Richard Corrigan: ‘St Patrick’s Day is a passport to party – these are my favourite places for the best craic’
With St Patrick’s Day at the weekend, the most famous London Irish chef is a busy man. Not too busy to tell Hannah Twiggs why he launched his legendary annual party 10 years ago, and where he thinks you should head to to find the best Irish food (and perfect pint of Guinness)
St Patrick’s Day celebrations looked quite different when chef Richard Corrigan was growing up in County Meath, just north of Dublin, in the Sixties and Seventies.

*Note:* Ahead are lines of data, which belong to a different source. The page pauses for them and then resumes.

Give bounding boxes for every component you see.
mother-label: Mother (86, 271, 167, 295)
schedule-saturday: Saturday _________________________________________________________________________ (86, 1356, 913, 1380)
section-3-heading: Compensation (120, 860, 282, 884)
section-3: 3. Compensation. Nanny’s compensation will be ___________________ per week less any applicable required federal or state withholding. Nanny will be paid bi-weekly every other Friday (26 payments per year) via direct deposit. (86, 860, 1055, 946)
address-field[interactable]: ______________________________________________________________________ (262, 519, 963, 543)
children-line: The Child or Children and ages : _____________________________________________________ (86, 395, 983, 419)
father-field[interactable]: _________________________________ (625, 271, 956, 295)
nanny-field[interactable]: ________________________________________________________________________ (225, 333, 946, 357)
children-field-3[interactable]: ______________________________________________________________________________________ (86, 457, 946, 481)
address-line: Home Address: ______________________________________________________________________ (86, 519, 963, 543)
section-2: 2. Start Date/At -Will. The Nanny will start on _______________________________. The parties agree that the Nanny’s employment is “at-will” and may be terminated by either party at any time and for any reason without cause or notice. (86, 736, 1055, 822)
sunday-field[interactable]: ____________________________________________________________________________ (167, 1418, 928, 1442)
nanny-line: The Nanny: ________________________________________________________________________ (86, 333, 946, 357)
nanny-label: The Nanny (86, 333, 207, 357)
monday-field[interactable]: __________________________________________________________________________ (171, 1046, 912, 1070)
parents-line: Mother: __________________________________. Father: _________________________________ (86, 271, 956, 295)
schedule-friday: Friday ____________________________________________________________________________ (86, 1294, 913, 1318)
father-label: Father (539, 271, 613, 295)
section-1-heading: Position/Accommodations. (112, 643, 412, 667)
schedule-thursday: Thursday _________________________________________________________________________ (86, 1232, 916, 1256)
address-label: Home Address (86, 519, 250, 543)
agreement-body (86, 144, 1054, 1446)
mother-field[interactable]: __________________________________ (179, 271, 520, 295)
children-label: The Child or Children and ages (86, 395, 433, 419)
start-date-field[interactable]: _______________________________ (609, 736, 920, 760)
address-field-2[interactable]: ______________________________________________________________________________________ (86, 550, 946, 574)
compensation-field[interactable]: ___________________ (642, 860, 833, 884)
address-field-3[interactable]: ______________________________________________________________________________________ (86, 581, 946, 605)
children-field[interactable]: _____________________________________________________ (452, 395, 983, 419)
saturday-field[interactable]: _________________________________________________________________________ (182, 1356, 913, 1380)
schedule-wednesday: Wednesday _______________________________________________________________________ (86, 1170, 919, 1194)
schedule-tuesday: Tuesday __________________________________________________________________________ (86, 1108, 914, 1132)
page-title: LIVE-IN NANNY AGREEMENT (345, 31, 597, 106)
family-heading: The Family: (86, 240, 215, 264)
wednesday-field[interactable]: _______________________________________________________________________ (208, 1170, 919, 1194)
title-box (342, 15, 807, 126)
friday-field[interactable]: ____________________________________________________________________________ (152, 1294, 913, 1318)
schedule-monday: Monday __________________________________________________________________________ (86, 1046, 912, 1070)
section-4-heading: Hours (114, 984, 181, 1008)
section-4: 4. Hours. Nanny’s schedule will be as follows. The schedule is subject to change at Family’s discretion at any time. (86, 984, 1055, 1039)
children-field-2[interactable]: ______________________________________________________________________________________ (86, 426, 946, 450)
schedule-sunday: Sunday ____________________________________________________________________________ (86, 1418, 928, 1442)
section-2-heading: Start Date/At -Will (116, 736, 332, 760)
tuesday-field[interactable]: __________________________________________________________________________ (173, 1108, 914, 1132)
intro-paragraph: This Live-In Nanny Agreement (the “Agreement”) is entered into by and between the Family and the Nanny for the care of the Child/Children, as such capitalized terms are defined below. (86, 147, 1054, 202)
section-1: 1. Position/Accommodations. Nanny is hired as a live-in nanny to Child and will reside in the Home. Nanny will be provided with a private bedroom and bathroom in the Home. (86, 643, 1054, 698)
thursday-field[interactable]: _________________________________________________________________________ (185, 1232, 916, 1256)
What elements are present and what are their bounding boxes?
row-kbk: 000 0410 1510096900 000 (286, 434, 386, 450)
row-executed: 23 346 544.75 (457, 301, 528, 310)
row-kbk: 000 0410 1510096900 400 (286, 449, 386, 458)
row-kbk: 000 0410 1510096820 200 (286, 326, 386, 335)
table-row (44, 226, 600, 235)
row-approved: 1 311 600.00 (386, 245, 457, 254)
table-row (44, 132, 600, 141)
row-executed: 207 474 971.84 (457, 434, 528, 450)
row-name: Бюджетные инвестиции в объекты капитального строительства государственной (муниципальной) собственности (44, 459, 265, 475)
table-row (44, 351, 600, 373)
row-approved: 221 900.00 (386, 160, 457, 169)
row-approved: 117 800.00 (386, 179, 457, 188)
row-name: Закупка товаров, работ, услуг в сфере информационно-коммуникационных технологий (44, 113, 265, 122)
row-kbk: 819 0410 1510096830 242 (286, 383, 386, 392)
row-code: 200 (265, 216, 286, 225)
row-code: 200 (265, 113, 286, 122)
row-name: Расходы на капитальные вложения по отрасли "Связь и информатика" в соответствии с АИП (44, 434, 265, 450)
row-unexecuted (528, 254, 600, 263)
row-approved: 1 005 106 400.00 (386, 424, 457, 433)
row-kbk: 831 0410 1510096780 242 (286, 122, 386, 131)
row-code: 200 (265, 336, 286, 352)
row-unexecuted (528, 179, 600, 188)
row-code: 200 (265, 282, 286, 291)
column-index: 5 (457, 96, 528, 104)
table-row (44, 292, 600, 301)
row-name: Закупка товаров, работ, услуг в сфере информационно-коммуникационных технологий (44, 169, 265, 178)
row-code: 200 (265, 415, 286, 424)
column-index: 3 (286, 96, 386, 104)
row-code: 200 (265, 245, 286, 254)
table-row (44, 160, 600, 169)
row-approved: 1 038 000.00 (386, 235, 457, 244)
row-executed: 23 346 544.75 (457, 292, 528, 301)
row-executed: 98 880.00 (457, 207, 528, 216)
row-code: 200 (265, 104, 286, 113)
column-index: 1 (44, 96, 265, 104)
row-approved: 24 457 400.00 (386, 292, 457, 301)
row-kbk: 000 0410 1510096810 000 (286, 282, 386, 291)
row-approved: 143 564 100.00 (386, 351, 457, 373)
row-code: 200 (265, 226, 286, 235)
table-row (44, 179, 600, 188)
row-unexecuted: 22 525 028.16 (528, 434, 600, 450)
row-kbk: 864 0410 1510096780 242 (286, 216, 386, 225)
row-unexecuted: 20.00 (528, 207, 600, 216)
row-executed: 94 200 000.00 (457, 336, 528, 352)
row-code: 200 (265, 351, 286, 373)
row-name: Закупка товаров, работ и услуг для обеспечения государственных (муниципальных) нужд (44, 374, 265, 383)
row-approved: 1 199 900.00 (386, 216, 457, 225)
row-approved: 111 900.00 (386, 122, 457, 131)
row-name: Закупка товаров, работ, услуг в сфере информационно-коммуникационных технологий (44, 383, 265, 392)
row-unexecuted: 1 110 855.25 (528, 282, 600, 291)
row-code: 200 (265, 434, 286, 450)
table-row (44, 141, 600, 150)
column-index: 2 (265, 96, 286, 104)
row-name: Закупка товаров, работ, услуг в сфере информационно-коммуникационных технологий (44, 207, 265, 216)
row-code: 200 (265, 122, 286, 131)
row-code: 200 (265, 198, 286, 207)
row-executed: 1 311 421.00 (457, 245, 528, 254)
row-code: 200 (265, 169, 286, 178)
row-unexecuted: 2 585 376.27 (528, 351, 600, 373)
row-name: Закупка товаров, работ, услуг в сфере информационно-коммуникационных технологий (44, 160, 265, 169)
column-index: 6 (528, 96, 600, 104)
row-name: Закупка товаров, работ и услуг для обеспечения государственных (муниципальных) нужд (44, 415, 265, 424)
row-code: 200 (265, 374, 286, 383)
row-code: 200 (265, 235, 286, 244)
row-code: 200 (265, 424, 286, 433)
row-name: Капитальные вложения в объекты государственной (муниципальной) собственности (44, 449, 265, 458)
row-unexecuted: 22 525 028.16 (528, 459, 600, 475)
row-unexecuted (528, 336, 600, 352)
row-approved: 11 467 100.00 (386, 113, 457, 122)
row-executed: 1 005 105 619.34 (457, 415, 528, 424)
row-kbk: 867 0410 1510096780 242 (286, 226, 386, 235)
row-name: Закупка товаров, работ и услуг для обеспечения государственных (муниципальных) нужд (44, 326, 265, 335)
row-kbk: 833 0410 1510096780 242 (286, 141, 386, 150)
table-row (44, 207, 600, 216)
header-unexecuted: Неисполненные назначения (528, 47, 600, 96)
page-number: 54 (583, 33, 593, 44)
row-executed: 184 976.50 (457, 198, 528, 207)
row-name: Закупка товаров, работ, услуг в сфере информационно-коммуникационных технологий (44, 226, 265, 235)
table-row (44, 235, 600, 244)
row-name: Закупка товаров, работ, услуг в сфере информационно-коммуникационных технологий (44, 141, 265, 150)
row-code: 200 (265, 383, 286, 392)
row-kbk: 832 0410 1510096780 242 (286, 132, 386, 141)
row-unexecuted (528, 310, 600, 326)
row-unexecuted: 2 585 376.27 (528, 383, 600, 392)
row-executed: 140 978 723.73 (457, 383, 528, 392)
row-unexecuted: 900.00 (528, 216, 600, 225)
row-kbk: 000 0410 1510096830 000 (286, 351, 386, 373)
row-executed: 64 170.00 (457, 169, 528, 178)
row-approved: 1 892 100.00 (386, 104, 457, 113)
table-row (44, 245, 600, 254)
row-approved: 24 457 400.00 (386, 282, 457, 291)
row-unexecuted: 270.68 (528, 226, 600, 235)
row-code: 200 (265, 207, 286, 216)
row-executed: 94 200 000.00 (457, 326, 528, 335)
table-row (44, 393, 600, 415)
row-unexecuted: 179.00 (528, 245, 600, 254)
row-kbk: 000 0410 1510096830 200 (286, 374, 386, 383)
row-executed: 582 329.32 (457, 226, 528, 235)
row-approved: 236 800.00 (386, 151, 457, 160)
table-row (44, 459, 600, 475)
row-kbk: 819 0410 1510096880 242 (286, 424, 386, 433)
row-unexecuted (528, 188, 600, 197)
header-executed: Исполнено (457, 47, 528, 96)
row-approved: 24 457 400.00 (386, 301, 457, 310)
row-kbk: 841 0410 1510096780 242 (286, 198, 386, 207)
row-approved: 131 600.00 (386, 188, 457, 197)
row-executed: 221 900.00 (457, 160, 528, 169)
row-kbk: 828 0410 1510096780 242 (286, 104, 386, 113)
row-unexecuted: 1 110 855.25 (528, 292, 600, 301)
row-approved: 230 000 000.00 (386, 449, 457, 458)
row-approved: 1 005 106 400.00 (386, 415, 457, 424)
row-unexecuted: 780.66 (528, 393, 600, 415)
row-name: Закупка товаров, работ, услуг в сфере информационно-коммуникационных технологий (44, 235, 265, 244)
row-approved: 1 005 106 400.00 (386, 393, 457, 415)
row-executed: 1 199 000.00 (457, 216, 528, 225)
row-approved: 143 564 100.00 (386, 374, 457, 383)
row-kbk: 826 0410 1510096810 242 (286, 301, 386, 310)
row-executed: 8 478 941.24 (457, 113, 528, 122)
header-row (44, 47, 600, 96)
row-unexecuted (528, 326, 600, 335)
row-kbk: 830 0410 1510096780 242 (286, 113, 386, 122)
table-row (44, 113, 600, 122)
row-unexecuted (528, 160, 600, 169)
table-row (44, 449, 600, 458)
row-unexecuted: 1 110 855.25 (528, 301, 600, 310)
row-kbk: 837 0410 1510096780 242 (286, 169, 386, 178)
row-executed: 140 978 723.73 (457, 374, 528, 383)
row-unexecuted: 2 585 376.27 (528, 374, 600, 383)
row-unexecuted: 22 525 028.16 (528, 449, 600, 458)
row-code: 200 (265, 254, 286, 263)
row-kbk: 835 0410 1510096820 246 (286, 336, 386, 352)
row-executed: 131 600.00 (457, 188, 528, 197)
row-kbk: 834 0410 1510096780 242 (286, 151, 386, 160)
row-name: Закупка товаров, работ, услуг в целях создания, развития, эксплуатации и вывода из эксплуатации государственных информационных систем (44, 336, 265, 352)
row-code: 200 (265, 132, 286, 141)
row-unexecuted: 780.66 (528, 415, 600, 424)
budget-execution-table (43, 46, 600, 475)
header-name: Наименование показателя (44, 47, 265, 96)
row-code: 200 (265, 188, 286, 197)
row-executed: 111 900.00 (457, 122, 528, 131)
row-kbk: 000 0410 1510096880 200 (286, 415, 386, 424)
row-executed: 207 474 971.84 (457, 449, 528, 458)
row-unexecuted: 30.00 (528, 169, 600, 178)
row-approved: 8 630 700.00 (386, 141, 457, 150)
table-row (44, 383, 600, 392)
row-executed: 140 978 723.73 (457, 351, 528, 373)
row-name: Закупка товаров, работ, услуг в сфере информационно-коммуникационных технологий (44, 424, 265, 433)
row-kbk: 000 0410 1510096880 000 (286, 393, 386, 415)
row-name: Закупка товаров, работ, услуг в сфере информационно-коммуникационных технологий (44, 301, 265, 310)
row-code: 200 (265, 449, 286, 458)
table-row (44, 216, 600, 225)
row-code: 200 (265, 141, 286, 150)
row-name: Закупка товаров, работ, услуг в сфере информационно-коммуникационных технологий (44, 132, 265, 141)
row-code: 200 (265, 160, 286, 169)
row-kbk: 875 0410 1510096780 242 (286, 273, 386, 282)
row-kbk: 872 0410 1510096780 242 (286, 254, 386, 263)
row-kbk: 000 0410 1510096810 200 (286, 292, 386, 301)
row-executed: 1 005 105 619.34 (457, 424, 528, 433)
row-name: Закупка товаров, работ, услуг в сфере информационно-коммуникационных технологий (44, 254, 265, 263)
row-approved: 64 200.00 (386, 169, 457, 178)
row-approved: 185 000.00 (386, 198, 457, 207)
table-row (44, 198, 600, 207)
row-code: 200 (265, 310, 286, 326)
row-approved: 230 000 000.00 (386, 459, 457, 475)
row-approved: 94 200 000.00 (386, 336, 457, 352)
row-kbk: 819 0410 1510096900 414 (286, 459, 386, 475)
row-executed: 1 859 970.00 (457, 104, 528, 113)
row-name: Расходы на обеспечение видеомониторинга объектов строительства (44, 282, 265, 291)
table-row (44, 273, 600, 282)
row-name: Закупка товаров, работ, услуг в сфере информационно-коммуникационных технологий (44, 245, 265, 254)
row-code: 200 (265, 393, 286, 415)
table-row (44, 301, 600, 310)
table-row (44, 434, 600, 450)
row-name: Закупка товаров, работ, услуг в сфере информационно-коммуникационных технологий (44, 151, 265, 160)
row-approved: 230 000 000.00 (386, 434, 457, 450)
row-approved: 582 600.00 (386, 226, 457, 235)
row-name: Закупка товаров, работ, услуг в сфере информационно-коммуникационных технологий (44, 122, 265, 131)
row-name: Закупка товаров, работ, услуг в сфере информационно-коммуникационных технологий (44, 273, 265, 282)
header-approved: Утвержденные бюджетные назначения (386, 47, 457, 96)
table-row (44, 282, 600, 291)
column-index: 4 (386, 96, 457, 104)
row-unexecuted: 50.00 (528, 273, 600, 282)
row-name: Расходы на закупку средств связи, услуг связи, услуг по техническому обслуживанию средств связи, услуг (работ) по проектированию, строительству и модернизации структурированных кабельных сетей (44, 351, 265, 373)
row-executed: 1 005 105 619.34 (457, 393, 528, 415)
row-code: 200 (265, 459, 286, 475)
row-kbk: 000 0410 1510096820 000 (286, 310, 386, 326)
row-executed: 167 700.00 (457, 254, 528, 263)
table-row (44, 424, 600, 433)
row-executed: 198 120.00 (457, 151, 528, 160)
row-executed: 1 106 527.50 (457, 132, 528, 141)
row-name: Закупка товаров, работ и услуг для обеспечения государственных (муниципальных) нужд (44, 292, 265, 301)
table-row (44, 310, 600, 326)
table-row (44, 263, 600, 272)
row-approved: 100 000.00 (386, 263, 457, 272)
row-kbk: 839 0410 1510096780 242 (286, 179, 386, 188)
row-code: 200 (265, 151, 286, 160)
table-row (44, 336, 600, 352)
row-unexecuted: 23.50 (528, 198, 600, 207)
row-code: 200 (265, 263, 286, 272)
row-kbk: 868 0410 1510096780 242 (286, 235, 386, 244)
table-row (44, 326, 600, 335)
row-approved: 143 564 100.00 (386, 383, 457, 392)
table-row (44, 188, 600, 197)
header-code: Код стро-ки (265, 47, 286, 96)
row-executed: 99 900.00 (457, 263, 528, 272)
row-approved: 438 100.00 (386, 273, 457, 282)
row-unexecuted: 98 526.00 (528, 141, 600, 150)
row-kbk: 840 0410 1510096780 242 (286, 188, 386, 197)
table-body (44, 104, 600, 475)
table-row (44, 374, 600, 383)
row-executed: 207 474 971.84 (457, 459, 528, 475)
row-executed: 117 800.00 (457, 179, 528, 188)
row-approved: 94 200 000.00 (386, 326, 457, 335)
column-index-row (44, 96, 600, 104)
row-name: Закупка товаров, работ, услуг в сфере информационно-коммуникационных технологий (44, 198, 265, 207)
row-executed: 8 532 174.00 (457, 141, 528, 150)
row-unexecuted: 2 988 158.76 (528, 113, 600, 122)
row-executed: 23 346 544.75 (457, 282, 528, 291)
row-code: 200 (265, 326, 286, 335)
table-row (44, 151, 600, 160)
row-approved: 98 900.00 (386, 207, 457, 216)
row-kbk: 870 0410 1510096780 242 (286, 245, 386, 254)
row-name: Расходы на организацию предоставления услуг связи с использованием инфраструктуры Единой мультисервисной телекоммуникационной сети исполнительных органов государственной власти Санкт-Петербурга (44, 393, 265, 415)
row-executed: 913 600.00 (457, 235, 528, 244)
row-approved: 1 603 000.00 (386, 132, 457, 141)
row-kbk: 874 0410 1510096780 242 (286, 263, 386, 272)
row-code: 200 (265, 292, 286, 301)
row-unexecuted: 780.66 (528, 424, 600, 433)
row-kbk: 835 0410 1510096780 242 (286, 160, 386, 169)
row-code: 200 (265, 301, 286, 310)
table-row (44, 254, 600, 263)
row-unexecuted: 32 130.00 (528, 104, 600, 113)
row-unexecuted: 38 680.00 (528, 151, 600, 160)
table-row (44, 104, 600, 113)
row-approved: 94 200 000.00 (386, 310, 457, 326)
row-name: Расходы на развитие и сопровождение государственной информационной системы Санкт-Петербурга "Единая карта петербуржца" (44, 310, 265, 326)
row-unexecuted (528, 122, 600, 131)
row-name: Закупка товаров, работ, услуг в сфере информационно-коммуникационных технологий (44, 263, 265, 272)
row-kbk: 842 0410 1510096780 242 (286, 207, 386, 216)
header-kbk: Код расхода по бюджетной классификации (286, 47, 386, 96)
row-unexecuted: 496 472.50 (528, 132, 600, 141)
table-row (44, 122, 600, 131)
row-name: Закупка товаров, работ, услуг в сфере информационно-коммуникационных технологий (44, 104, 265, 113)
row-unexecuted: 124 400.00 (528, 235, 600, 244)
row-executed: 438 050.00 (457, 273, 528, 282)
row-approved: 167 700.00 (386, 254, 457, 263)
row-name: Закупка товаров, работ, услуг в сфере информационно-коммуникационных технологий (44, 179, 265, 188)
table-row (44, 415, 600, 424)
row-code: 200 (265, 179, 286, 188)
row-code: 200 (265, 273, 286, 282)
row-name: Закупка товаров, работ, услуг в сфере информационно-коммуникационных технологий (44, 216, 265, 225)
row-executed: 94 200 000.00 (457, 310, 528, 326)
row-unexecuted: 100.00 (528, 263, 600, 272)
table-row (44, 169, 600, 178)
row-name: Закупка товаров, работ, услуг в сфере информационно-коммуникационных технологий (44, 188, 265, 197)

“When I was a kid, it was church in the morning, it was lunch, it was shamrock and cowslips, there was no parade-y kind of stuff,” he tells me, having just arrived back in the UK after hosting a pop-up in Washington. Even with the biggest Irish holiday looming, he’s a busy man. Jet lag will either be a curse or a blessing come the weekend. “It wasn’t even really an Irish thing, it was more of a religious holiday.
“For the immigrants and for other people, St Patrick’s Day has become so much bigger.” True, over 150,000 people celebrate it in London alone. Roughly 13 million pints of Guinness will be consumed. You do the maths. “It’s become more for the non-Irish than the Irish! It’s like a passport to a party, d’you know what I mean?”